Sebagai contoh, Sukuk Ritel SR 024 yang saat ini dalam masa penawaran, memberikan kupon tetap sehingga dapat memberikan kepastian arus kas bagi investor. SBN seri SR024 yang kini dalam masa penawaran, memberikan imbal hasil gross 5,55% dan 5,9% p.a. masing-masing untuk tenor 3 dan 5 tahun. Imbal hasil ini menarik di tengah ketidakpastian global karena sifatnya yang zero risk. Dalam seri ini Bareksa menargetkan penjualan dapat meningkat 23% dari seri yang sama tahun lalu.
Namun diperlukan booster untuk semakin meningkatkan minat masyarakat terhadap SBN ritel di tengah situasi ekonomi domestik saat ini, yakni dengan insentif pajak. Preseden atas insentif pajak pernah digunakan saat pengembangan produk reksa dana pendapatan tetap di tahun 2014-2020, dimana reksa dana yang ingin membeli SBN mendapat relaksasi insentif pajak bunga obligasi menjadi 5% dari 10%.
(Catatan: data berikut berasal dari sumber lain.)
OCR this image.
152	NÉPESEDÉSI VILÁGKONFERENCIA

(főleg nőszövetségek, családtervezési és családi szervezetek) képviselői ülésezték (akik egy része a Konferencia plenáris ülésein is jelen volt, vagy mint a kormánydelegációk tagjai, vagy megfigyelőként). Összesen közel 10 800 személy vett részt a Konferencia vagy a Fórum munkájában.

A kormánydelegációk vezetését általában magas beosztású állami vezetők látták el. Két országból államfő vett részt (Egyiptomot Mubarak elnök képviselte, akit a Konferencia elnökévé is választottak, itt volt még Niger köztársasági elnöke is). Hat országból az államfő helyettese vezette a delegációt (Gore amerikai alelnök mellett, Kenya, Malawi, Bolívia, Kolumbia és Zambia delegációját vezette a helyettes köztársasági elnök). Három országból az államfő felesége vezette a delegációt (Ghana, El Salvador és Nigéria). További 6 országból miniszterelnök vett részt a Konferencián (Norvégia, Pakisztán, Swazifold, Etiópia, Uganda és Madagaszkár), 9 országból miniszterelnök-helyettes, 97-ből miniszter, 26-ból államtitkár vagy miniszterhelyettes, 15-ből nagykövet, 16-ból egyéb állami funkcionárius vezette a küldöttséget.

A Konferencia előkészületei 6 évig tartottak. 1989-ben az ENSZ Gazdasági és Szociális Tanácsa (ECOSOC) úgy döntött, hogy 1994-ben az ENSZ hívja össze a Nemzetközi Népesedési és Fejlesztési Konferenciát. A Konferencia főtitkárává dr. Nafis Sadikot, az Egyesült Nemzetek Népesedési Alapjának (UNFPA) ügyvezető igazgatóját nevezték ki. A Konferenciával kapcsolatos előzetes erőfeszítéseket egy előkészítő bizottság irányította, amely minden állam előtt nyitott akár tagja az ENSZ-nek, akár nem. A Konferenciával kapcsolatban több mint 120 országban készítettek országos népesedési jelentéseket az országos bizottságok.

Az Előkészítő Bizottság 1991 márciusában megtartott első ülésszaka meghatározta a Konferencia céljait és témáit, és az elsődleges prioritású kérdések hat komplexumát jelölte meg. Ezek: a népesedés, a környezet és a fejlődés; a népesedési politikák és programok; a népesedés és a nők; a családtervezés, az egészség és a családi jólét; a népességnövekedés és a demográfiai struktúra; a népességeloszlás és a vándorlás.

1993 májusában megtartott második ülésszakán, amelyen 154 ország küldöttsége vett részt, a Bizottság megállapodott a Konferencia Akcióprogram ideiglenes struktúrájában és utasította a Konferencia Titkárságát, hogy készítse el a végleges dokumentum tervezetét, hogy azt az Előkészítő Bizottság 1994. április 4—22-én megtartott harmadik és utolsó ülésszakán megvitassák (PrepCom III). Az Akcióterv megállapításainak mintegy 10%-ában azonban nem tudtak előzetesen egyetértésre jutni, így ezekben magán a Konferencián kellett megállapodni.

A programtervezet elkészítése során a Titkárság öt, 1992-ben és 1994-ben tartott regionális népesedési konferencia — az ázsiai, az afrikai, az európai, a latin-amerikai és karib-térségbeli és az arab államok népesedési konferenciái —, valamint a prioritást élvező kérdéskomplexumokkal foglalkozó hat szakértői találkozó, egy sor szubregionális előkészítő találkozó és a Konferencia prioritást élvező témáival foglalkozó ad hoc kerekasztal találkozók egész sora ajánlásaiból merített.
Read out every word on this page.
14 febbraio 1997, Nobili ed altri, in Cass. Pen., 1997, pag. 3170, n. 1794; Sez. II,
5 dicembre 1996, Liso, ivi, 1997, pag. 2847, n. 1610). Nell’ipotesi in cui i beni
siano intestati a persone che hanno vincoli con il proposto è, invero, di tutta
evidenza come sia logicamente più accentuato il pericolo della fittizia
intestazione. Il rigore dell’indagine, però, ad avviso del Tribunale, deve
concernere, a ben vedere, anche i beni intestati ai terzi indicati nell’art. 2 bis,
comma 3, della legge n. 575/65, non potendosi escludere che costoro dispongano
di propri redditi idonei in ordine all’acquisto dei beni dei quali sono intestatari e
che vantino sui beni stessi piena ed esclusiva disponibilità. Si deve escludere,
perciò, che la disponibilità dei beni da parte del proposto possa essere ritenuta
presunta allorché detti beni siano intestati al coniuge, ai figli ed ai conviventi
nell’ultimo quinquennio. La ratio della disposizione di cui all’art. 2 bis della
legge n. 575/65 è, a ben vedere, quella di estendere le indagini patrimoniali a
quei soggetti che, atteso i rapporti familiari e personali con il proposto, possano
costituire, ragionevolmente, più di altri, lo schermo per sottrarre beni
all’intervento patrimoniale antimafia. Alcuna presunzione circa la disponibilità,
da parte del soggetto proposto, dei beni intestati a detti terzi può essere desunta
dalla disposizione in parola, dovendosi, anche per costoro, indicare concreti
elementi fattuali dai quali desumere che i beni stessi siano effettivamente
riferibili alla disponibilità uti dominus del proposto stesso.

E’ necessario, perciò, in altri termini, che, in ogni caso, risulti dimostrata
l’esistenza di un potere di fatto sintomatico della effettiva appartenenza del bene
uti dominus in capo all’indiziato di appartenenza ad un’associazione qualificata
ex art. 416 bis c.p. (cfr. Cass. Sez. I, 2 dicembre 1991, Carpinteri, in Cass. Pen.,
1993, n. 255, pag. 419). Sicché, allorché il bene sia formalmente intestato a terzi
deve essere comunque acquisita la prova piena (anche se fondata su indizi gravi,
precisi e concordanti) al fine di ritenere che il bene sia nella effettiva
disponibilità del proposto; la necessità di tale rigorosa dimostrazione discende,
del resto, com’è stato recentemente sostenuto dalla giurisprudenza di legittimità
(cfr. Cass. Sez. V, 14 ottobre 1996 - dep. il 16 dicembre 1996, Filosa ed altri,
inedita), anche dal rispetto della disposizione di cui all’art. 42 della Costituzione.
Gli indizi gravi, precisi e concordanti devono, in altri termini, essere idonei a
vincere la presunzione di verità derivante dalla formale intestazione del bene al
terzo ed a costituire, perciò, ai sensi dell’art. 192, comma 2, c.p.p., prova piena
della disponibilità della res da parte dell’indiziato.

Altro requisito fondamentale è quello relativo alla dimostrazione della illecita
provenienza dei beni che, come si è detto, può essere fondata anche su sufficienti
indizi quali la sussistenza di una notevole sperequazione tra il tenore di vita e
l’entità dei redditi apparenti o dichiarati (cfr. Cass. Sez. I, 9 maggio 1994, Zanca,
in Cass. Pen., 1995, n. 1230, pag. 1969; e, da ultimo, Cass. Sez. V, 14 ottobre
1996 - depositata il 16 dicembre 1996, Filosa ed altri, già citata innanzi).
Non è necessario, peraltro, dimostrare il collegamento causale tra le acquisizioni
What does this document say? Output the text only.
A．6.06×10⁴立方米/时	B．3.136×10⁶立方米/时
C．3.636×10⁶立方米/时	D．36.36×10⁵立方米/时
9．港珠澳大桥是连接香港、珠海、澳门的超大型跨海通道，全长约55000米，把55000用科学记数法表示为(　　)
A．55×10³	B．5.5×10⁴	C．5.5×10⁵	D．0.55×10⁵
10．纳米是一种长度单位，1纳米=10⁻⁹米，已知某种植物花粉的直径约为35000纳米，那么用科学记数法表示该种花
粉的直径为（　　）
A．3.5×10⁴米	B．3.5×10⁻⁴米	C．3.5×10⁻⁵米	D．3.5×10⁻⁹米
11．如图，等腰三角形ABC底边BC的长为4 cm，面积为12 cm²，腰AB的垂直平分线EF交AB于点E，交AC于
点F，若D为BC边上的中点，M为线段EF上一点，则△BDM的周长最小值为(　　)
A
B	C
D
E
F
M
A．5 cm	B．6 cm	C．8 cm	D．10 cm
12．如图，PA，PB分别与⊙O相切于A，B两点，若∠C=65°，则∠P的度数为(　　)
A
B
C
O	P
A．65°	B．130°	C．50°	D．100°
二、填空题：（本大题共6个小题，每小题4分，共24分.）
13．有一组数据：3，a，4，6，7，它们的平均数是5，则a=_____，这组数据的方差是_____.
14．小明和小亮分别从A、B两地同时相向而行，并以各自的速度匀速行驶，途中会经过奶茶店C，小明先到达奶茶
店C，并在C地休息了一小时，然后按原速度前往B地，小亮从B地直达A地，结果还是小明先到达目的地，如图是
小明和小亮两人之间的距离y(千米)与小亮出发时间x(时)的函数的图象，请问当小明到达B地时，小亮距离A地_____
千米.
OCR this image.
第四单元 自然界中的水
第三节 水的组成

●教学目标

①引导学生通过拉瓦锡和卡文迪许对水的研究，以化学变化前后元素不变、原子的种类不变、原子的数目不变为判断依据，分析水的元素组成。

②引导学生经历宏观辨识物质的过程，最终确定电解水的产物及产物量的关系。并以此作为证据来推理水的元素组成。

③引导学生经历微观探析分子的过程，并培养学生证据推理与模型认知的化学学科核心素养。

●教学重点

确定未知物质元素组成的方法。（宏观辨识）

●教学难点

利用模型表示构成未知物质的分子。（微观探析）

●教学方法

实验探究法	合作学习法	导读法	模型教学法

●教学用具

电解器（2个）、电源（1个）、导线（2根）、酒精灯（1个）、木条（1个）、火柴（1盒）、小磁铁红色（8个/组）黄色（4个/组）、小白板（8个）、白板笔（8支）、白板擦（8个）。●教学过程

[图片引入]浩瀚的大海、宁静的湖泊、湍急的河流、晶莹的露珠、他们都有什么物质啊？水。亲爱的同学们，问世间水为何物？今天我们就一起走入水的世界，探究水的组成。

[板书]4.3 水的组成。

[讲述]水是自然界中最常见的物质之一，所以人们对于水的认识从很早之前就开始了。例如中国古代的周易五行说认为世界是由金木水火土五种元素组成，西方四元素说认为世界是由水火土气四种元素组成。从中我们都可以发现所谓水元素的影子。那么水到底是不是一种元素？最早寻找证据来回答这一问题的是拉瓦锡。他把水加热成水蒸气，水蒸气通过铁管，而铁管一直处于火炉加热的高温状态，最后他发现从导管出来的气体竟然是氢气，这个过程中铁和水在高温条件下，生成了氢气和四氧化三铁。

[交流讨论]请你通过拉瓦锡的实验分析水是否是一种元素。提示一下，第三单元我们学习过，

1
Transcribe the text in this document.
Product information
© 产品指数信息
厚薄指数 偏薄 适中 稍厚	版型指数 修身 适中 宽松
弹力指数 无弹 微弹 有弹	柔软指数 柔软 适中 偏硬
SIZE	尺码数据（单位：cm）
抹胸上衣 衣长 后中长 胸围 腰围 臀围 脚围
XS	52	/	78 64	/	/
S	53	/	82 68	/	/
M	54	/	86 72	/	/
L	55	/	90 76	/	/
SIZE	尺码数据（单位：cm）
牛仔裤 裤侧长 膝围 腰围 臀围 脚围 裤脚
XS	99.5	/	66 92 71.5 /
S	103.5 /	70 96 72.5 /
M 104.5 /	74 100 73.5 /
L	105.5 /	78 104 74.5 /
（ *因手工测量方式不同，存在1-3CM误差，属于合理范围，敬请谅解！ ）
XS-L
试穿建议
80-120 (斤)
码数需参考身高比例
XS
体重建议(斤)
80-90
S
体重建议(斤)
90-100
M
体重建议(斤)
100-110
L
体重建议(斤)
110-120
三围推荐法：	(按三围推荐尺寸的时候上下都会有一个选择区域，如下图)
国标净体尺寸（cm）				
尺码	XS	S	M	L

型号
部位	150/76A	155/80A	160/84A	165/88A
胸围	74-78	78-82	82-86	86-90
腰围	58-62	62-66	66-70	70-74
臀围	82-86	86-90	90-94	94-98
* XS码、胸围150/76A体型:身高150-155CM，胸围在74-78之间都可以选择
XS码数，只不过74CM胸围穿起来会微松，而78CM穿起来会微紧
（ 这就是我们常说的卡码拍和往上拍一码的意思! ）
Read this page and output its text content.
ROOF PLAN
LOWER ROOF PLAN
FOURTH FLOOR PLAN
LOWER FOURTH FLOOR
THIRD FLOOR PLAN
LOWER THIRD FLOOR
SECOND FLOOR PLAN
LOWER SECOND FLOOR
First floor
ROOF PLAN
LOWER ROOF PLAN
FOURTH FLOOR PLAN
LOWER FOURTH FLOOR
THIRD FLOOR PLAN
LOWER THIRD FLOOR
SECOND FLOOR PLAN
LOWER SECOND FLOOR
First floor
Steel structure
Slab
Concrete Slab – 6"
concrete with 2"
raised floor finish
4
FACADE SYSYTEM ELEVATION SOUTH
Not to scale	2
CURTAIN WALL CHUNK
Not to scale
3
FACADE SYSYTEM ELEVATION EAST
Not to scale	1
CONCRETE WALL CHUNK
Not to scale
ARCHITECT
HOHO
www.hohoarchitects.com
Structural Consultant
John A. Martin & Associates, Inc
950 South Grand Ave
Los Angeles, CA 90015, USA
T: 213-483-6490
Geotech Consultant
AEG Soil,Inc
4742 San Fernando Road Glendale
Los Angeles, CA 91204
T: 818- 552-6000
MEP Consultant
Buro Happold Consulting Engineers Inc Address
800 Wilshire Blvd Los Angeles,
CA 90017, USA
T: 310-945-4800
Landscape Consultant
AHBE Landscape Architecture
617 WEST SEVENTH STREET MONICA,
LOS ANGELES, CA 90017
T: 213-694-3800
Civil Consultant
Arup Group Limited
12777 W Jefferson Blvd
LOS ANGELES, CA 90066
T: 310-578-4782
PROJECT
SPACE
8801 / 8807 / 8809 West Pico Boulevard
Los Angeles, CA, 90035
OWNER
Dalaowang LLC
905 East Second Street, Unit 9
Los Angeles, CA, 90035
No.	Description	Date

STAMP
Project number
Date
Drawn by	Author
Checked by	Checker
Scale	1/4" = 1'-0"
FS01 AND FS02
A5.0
Terjadi Pergeseran Minat di Industri Reksa Dana
Dari kelas aset reksa dana, nilai transaksi ritel masih cenderung meningkat dan pada saat bersamaan, terjadi pergeseran dominasi kelas aset yang dipilih investor ritel, dari mayoritas reksa dana pasar uang menjadi reksa dana pendapatan tetap. Dengan adanya transparansi informasi atas kinerja reksa dana dalam platform online seperti Bareksa, investor ritel mudah untuk berpindah produk jika terdapat produk lain dengan kinerja yang lebih baik sehingga dapat memaksimalkan potensi imbal hasil. Hal ini yang membuat minat investor ritel di industri reksa dana lebih resilien di tengah tekanan pasar keuangan.
Di Bareksa porsi reksa dana pendapatan tetap terus meningkat hingga saat ini mencapai 65% dari total AUM. Minat diversifikasi investasi ke reksa dana USD juga meningkat, yang digunakan investor ritel sebagai lindung nilai (hedging) di tengah ketidakpastian geopolitik ini.
Ke depan, Bareksa melihat tren diversifikasi investasi akan semakin berkembang, seiring meningkatnya pemahaman masyarakat mengenai pentingnya pengelolaan portofolio yang seimbang.
Melalui berbagai produk investasi digital yang tersedia dalam satu platform, Bareksa berupaya memberikan kemudahan bagi masyarakat untuk mengakses beragam instrumen investasi sesuai dengan kebutuhan dan profil risiko masing-masing investor.